Shannon Anderson’s gallery essay reveals that a major inspiration for these paintings is Chinese gardens. The arrangement of Chinese gardens is a tradition that has been handed down and theorized and formalized over millennia. Its guiding principle is the specificity of points of view. Chinese gardens are designed to be traveled through and discovered, to offer up a successive parade of distinct views, each one a frame that incorporates its surrounding landscape.

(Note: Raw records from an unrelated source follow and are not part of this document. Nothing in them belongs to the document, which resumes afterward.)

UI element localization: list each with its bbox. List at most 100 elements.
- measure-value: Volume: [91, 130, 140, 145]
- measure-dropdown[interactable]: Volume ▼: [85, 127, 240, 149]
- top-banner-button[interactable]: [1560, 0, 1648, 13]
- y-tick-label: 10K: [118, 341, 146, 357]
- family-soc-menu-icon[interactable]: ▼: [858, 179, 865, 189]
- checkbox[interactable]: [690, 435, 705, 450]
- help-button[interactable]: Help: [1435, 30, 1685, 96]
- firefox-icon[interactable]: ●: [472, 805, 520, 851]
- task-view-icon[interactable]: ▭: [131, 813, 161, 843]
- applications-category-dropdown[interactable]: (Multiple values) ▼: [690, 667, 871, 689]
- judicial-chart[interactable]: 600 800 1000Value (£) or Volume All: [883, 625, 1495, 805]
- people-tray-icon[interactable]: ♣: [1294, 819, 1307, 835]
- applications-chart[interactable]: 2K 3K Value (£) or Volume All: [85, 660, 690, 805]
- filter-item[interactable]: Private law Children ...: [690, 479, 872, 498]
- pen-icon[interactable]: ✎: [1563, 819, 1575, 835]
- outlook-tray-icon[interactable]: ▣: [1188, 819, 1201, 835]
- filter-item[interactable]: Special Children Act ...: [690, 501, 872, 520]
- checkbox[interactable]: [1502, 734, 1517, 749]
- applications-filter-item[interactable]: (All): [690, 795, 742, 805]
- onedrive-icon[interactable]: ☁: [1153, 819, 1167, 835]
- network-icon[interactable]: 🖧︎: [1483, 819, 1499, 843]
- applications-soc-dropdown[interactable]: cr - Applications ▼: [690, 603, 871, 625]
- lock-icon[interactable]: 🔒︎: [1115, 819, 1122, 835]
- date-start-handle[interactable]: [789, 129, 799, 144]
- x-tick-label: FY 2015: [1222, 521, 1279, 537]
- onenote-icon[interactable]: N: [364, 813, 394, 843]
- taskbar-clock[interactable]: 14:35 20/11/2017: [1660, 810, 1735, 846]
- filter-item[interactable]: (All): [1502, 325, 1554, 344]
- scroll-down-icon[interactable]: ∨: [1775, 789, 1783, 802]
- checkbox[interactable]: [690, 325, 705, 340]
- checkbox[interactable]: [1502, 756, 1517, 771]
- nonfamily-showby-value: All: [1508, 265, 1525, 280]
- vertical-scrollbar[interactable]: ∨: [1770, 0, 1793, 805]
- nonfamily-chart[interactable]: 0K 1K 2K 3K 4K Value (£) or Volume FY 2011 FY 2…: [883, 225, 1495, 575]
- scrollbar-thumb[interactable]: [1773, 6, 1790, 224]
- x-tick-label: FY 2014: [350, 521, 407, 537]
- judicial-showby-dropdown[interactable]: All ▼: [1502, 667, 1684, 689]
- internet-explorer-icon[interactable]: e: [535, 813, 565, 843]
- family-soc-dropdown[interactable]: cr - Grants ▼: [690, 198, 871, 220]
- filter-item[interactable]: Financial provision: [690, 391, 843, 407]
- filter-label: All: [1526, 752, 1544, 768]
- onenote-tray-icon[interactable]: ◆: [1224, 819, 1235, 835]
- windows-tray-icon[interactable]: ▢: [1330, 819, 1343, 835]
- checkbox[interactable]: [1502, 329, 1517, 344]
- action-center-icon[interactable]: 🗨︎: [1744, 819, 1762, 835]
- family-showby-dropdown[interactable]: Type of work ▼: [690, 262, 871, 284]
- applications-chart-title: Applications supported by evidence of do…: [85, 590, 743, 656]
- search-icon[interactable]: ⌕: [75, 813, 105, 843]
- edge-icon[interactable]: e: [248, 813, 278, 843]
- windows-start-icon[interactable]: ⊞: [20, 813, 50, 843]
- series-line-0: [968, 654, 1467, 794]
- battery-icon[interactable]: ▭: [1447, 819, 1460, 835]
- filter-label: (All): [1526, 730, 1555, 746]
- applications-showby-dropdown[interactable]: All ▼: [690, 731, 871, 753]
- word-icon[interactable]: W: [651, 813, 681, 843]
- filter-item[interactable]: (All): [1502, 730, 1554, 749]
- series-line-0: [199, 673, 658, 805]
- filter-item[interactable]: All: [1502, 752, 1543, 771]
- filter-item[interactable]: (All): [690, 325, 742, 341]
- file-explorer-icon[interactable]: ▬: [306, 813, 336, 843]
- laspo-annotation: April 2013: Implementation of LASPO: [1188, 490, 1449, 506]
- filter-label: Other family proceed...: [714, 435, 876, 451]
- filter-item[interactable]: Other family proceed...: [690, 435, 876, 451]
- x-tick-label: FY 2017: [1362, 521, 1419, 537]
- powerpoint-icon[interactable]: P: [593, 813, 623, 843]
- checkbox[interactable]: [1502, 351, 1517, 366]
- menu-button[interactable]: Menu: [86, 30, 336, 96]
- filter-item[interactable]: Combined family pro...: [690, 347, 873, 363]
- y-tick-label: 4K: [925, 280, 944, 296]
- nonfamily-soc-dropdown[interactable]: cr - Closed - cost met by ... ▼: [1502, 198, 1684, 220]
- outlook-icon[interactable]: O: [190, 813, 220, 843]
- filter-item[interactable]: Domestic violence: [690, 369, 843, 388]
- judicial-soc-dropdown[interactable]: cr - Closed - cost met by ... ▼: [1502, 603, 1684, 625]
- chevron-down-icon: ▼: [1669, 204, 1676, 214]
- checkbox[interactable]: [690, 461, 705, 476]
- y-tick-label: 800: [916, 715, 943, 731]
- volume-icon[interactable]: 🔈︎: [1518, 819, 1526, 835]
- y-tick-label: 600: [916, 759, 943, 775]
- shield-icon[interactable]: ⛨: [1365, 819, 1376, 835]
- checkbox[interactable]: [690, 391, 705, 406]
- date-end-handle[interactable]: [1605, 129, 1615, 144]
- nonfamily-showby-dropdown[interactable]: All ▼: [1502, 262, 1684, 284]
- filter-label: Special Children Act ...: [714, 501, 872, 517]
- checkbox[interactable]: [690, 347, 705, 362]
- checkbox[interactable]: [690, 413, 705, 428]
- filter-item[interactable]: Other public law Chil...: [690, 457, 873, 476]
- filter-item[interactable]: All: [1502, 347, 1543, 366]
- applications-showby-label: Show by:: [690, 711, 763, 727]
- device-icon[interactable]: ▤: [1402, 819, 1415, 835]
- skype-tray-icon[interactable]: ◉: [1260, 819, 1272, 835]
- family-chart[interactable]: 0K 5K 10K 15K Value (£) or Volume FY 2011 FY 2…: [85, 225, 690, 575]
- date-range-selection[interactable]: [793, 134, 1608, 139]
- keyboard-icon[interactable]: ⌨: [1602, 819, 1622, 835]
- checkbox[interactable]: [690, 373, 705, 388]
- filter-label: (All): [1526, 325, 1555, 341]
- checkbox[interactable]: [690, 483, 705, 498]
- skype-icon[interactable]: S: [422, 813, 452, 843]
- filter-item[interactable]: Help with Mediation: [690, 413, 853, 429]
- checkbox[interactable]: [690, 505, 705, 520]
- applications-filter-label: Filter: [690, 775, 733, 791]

Certainly, that influence is present in the paintings that comprise Exit, Enter: each compositional element is its own view, its own mini-painting, including the hazy grey blobs that peekaboo out from behind them.

This interpretation also colours the reading of the paintings, and all of a sudden, they come into a kind of representational focus. The misty grey background space is suddenly redolent of landscapes (though nothing is clearly delineated). And then certain pictorial elements in the foreground spaces begin to look like distorted flowers, blurred or warped out of recognition. And so, just as the space of the paintings jostle between a crowded foreground and a spacious background, the abstract and representational elements within the paintings’ various segments begin to fade in and out of focus.

One doesn’t need the essay to spot the garden reference; it’s there and obvious throughout. And what’s more, it’s a fairly shallow interpretive tool. Chinese gardens are a place to start, not a place to stop. These are paintings, after all: just as formalism is only a first step in regarding abstract painting, content is only the first step in regarding representational painting. So just as Chinese gardens are about the act of walking and looking, these paintings are about space and speed, and therefore time.

It’s a difficult game to play, and Neubauer doesn’t always win. Sometimes, her arrangements of shapes and colours are too pretty, too stagnant, and the painting becomes cutesy: a staid designer object, a picture rather than a painting. And there are moments when Neubauer betrays the balance between figurative and abstract: in one painting, a delicately limned bit of ribbon for instance, is so preciously represented that its flat deliberateness completely stalls the haptic rhythm that Neubauer strives so hard for, and in fact, needs.

The best of the paintings are terrific displays of painterly muscle. This is no genteel garden tour. The space is frenzied and vibratory, and the speed is breakneck. It’s as if Neubauer is grabbing you by the side of the head and yanking, launching you into twists and helixes, hurtling you forward at mach speeds, and then resting, quieting you down, letting you amble for a little while, only to grab you and throw you around again.

Neubauer’s paintings aren’t so much journeys as they are roller-coasters: they twist and contort and hurtle relentlessly forward; and if they stall for a moment, it’s because you’re at the top of a precipice and you’re about to be rocketed over it. When these paintings work, and more often than not, they do, they remind you not only how insignificant are the borders between abstraction and representation, but how completely a still, two-dimensional image is anything but still or two dimensional. 

Celia Neubauer’s Exit/Enter runs from March 24 to April 28 at General Hardware Contemporary.


Sholem Krishtalka is the Toronto Standard’s art critic.